Your hard exterior, built up over the years of being an adult—of having your heart broken, being disappointed over and over again, seeing all the pain in the world—starts to break away and you wonder when you became so cynical. Now, with this two year old by your side, you’re seeing the wonder in things you’ve never noticed before.
The first taste of ice cream. The first concert. The first time they truly understand that some people speak a different language to them. You can see, as clear as if they were slotting the final piece of the puzzle in place, the realisation dawn on their face and you wonder about the process it took to get them there. Then you try to imagine what it must be like to learn something, anything for the very first time.
You see the delight over a rainbow. They shriek and jump up and down and wave their arms and you smile at how the smallest things can make them so happy, but then they look to you to see if you’re seeing what they’re seeing and suddenly you realise that rainbow isn’t a small thing at all—it’s actually the loveliest thing ever.

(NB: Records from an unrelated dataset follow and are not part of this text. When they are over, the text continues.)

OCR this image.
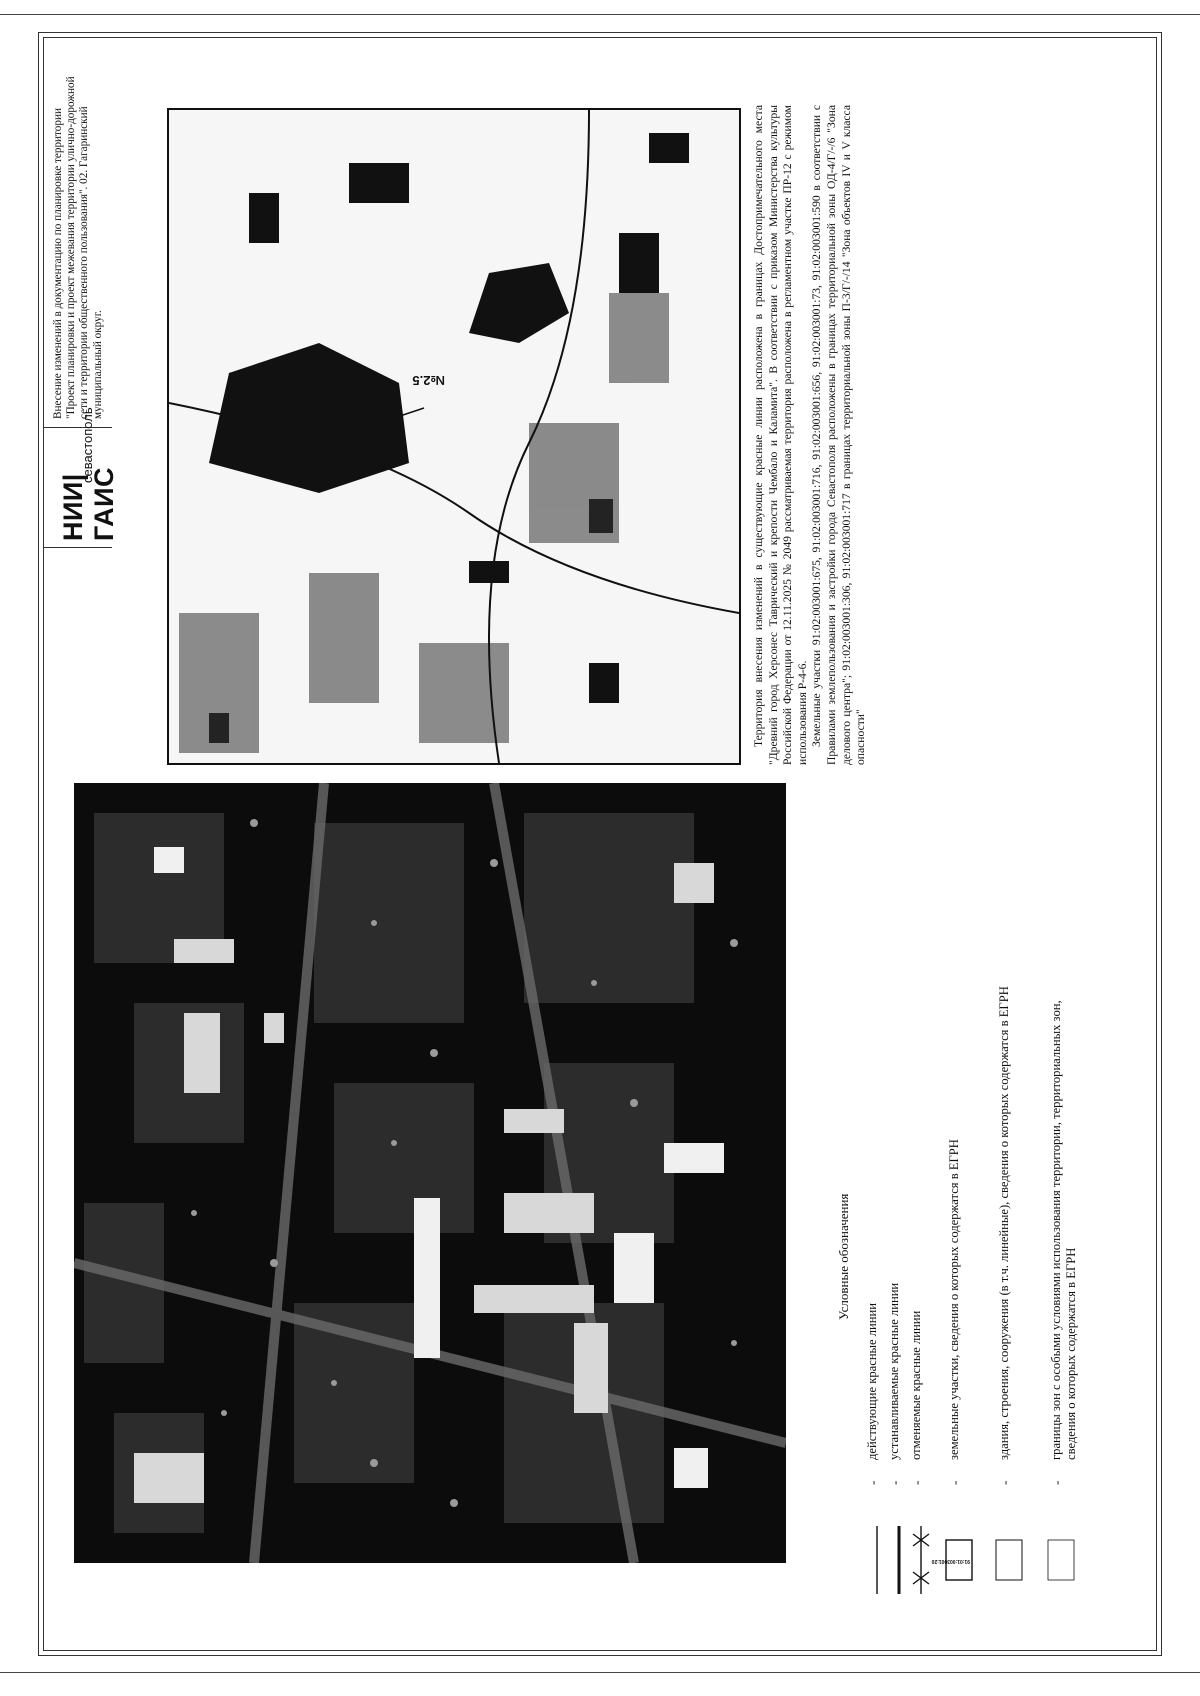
№2.5	Территория внесения изменений в существующие красные линии расположена в границах Достопримечательного места "Древний город Херсонес Таврический и крепости Чембало и Каламита". В соответствии с приказом Министерства культуры Российской Федерации от 12.11.2025 № 2049 рассматриваемая территория расположена в регламентном участке ПР-12 с режимом использования Р-4-6. Земельные участки 91:02:003001:675, 91:02:003001:716, 91:02:003001:656, 91:02:003001:73, 91:02:003001:590 в соответствии с Правилами землепользования и застройки города Севастополя расположены в границах территориальной зоны ОД-4/Г/-/6 "Зона делового центра"; 91:02:003001:306, 91:02:003001:717 в границах территориальной зоны П-3/Г/-/14 "Зона объектов IV и V класса опасности"

Условные обозначения
-
действующие красные линии
-
устанавливаемые красные линии
-
отменяемые красные линии
91:01:003001:20
-
земельные участки, сведения о которых содержатся в ЕГРН
-
здания, строения, сооружения (в т.ч. линейные), сведения о которых содержатся в ЕГРН
-
границы зон с особыми условиями использования территории, территориальных зон, сведения о которых содержатся в ЕГРН
НИИ|ГАИС
севастополь
Внесение изменений в документацию по планировке территории "Проект планировки и проект межевания территории улично-дорожной сети и территории общественного пользования". 02. Гагаринский муниципальный округ.
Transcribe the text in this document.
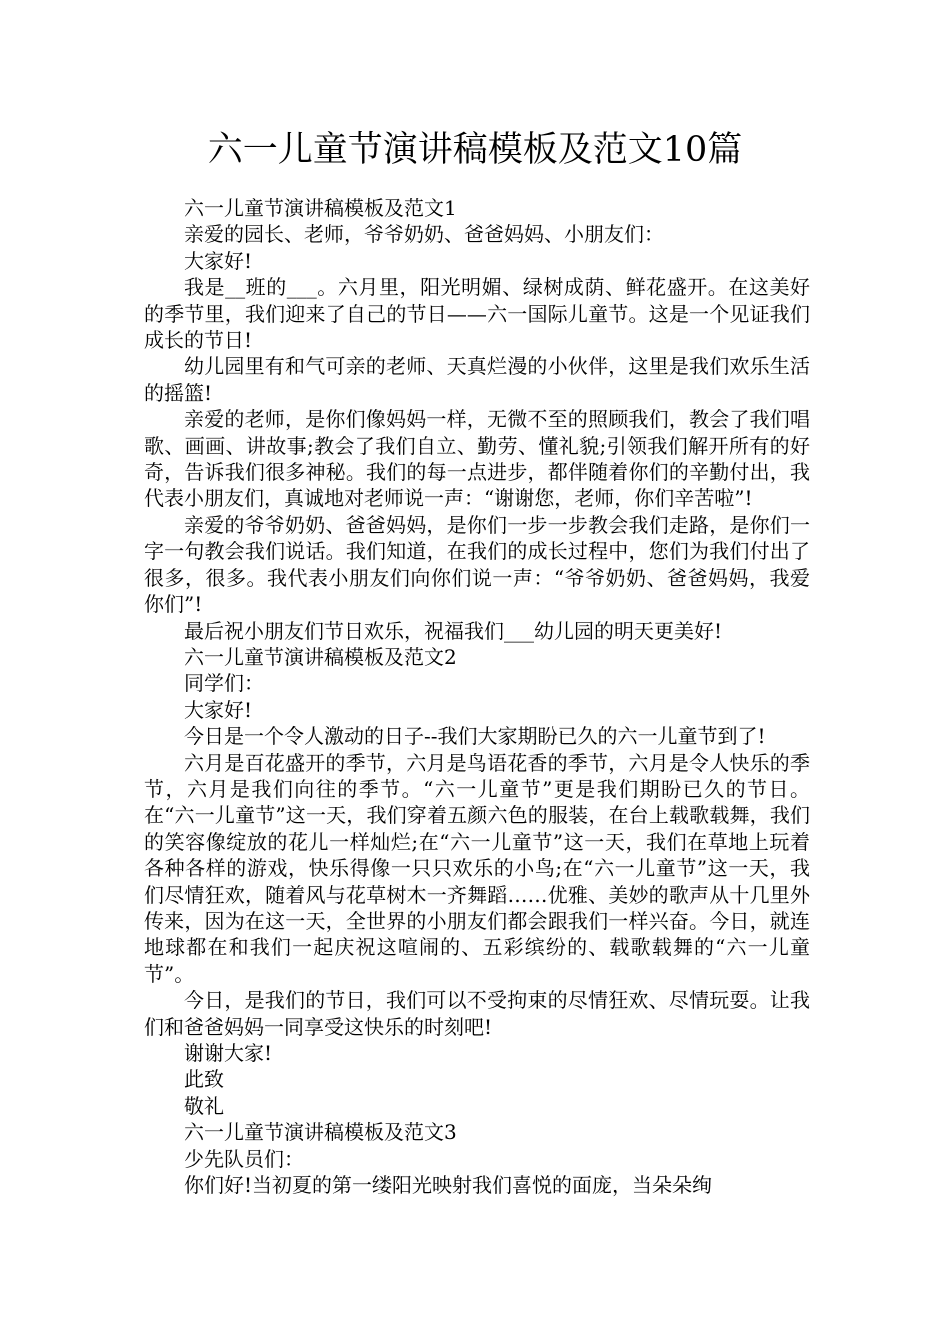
六一儿童节演讲稿模板及范文10篇

六一儿童节演讲稿模板及范文1

亲爱的园长、老师，爷爷奶奶、爸爸妈妈、小朋友们：

大家好!

我是__班的___。六月里，阳光明媚、绿树成荫、鲜花盛开。在这美好的季节里，我们迎来了自己的节日——六一国际儿童节。这是一个见证我们成长的节日!

幼儿园里有和气可亲的老师、天真烂漫的小伙伴，这里是我们欢乐生活的摇篮!

亲爱的老师，是你们像妈妈一样，无微不至的照顾我们，教会了我们唱歌、画画、讲故事;教会了我们自立、勤劳、懂礼貌;引领我们解开所有的好奇，告诉我们很多神秘。我们的每一点进步，都伴随着你们的辛勤付出，我代表小朋友们，真诚地对老师说一声：“谢谢您，老师，你们辛苦啦”!

亲爱的爷爷奶奶、爸爸妈妈，是你们一步一步教会我们走路，是你们一字一句教会我们说话。我们知道，在我们的成长过程中，您们为我们付出了很多，很多。我代表小朋友们向你们说一声：“爷爷奶奶、爸爸妈妈，我爱你们”!

最后祝小朋友们节日欢乐，祝福我们___幼儿园的明天更美好!

六一儿童节演讲稿模板及范文2

同学们：

大家好!

今日是一个令人激动的日子--我们大家期盼已久的六一儿童节到了!

六月是百花盛开的季节，六月是鸟语花香的季节，六月是令人快乐的季节，六月是我们向往的季节。“六一儿童节”更是我们期盼已久的节日。在“六一儿童节”这一天，我们穿着五颜六色的服装，在台上载歌载舞，我们的笑容像绽放的花儿一样灿烂;在“六一儿童节”这一天，我们在草地上玩着各种各样的游戏，快乐得像一只只欢乐的小鸟;在“六一儿童节”这一天，我们尽情狂欢，随着风与花草树木一齐舞蹈……优雅、美妙的歌声从十几里外传来，因为在这一天，全世界的小朋友们都会跟我们一样兴奋。今日，就连地球都在和我们一起庆祝这喧闹的、五彩缤纷的、载歌载舞的“六一儿童节”。

今日，是我们的节日，我们可以不受拘束的尽情狂欢、尽情玩耍。让我们和爸爸妈妈一同享受这快乐的时刻吧!

谢谢大家!

此致

敬礼

六一儿童节演讲稿模板及范文3

少先队员们：

你们好!当初夏的第一缕阳光映射我们喜悦的面庞，当朵朵绚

How could you have forgotten that?
One day your child will tell you how planes in the sky are going very fast but they look slow from down on the ground because we are so far away and you’ll think, ‘Who taught you that?’ And the answer is: no one. He figured it out by himself, because kids are so much smarter than you give them credit for.
It’s rewards like this that make all the hard parts worth it. You will want to grab their dimpled little hand and set off on an endless adventure because life is simply sweeter when you’re experiencing it with a curious toddler.